Monsieur le président, votre comportement vis-à-vis de l'écologie et de l'immense souffrance du monde animal va vous coûter votre place.
VIVEMENT 2022.

trochu | vendredi 22 mai 2020

C'est tout de même pathétique qu'il faille contacter les plus hautes autorités. Le gouvernement français, nous le savons, n'en a rien à faire des animaux et reste indifférent et insensible à leurs exploitations immondes, à leurs détresses et souffrances. LREM ne sait toujours pas que tout est lié, que nous ne sommes rien sans les animaux, que les maltraitances à leur encontre ont un lien direct avec celles des humains, et que les animaux ne sont pas et n'ont pas à être "nos esclaves" ! Les parcs comme Marineland et autres bassins de la honte, tout comme les cirques avec présence d'animaux sauvages sont dépassés et doivent être abolis.
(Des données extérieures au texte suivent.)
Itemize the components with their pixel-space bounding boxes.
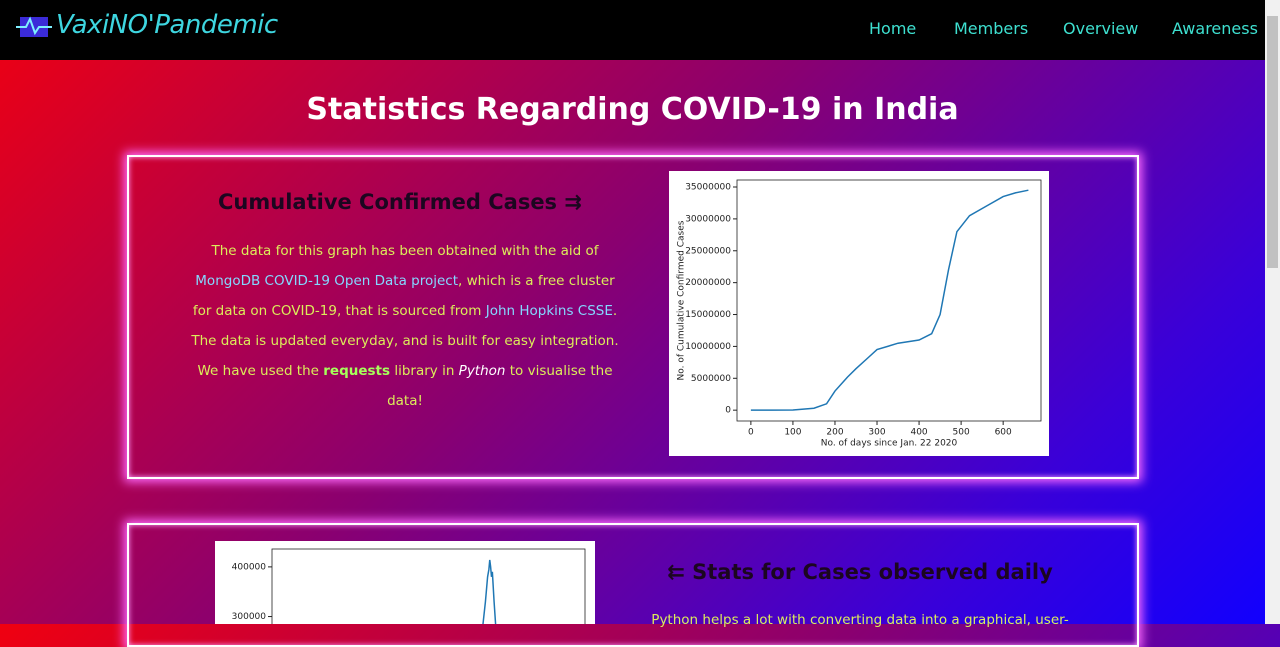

Qui encore de nos jours a envie d'aller voir des animaux emprisonnés, enfermés et voués à faire n'importe quoi "juste pour amuser des humains"? Les animaux sont ridiculisés, humiliés, torturés, maltraités et rabaissés au rang "de meubles et d'objets de distraction". Qui sont ces personnes qui n'ont pas encore pris conscience de la gravité et de l'horreur de toutes ces formes d'exploitations de nos semblables ? J'espère qu'une évolution des mentalités adviendra et que l'ONU prendra conscience de ce qu'il se passe au quotidien pour tous ces pauvres animaux martyrs, en faisant abolir définitivement toutes ces exploitations..

Thérèse | vendredi 22 mai 2020

Bonjour,
J'adhère complètement à la cause.

Agar77 | vendredi 22 mai 2020

Merci de libérer au plus vite ces animaux sauvages et de les placer dans un sanctuaire. Leur place n’est ni dans une cage ni dans un aquarium. Ne soyez pas complice de cette exploitation honteuse.